Quali sono i provvedimenti più urgenti da attuare?

"Urge un piano straordinario di indennizzi per le piccole e medie attività economiche colpite da restrizioni covid e attuare una moratoria fiscale sul 2020 e per i periodi di chiusura del 2021. Per ripartire, serve l’accesso al credito in favore delle imprese e operare una detassazione del “cuneo fiscale”. Inoltre proponiamo di far circolare nuova liquidità nel sistema per almeno cento miliardi di euro l’anno con una sorta di moneta complementare".

A suo giudizio, la maggioranza variegata a sostegno del nuovo governo potrebbe rappresentare, alla lunga, un problema?

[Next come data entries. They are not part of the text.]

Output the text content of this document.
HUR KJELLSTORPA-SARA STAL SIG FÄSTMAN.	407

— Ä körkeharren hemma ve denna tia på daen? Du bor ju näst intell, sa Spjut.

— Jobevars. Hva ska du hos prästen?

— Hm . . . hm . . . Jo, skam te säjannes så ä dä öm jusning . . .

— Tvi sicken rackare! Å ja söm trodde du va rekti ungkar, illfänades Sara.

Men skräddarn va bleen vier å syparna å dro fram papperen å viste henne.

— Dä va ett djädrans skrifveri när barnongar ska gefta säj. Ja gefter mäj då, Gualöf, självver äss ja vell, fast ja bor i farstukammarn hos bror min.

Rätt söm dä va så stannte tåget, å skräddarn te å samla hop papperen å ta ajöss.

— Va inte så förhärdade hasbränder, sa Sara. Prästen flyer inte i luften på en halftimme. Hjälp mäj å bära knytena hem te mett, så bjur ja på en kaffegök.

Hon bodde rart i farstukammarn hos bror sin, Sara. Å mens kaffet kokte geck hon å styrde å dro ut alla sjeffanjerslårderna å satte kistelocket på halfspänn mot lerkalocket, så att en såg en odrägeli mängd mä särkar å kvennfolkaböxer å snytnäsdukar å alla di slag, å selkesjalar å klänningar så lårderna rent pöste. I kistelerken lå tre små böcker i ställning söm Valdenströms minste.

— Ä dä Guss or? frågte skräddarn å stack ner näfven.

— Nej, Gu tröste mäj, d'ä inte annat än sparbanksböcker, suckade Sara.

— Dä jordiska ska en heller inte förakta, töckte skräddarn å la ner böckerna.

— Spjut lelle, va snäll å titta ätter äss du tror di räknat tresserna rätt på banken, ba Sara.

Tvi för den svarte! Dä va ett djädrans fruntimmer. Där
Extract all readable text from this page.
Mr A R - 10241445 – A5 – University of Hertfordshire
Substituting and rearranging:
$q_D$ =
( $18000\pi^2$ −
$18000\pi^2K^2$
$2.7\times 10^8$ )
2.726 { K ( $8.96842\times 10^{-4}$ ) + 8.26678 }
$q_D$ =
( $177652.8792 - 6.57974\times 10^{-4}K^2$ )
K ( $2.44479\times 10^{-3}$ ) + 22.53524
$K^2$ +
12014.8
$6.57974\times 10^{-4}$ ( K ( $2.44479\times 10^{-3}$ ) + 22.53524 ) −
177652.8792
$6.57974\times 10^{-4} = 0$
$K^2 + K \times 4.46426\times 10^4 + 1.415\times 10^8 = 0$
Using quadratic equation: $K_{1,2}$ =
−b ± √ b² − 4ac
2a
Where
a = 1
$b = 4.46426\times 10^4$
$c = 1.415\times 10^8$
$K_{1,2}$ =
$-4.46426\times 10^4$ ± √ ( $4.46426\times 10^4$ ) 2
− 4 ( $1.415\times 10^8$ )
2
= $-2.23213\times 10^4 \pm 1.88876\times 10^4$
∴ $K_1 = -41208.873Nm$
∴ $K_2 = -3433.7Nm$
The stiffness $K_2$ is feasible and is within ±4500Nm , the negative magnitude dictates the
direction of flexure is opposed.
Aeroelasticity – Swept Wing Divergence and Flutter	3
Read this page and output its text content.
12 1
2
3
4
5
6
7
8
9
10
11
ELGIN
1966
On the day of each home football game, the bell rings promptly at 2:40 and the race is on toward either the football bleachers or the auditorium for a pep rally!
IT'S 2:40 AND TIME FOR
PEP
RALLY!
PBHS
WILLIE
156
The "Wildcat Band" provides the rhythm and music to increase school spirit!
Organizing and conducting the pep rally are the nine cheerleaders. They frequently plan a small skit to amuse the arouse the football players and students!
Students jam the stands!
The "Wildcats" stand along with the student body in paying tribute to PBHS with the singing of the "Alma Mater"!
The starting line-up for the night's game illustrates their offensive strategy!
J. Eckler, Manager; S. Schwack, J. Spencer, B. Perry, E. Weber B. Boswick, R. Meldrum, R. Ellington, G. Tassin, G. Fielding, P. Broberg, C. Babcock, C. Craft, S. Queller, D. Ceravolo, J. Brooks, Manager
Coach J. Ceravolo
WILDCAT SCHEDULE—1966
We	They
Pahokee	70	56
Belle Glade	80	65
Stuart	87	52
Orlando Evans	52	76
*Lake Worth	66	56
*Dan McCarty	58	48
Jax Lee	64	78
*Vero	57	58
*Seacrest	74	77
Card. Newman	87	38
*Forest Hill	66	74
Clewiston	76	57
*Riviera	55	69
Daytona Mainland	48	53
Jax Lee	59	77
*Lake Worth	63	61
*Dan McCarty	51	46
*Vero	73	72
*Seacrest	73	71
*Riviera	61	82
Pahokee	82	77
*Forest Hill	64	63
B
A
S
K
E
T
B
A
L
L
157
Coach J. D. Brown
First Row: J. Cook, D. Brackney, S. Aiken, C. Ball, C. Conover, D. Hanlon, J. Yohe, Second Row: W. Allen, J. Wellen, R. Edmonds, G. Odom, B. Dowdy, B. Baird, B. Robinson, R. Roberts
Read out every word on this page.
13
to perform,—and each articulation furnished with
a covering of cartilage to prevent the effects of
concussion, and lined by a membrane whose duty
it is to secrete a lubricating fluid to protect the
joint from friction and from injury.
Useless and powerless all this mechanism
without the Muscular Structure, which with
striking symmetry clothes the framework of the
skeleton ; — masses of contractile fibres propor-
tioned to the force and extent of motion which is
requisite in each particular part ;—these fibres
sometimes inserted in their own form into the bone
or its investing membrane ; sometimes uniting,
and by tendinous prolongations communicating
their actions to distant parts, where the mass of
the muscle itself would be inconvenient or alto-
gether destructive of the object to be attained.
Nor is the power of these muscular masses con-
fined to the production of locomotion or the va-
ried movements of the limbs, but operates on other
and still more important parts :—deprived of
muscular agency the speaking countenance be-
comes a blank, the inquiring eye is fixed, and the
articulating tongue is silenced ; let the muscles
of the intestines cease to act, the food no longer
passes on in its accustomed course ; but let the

"Finché i partiti che compongono la maggioranza staranno in serie B - laddove la serie A sarà saldamente il terreno di gioco dei ministri tecnici che decidono le cose più importanti - le loro piccole grida saranno l'addizione di tante voci deboli che non si sommano. Credo che sia un problema quando un governo incamera oltre il novantacinque per cento dei voti parlamentari. Una democrazia matura ha bisogno di un’opposizione organizzata che prepara un’alternativa democratica. Presto diremo: l’alternativa c’è".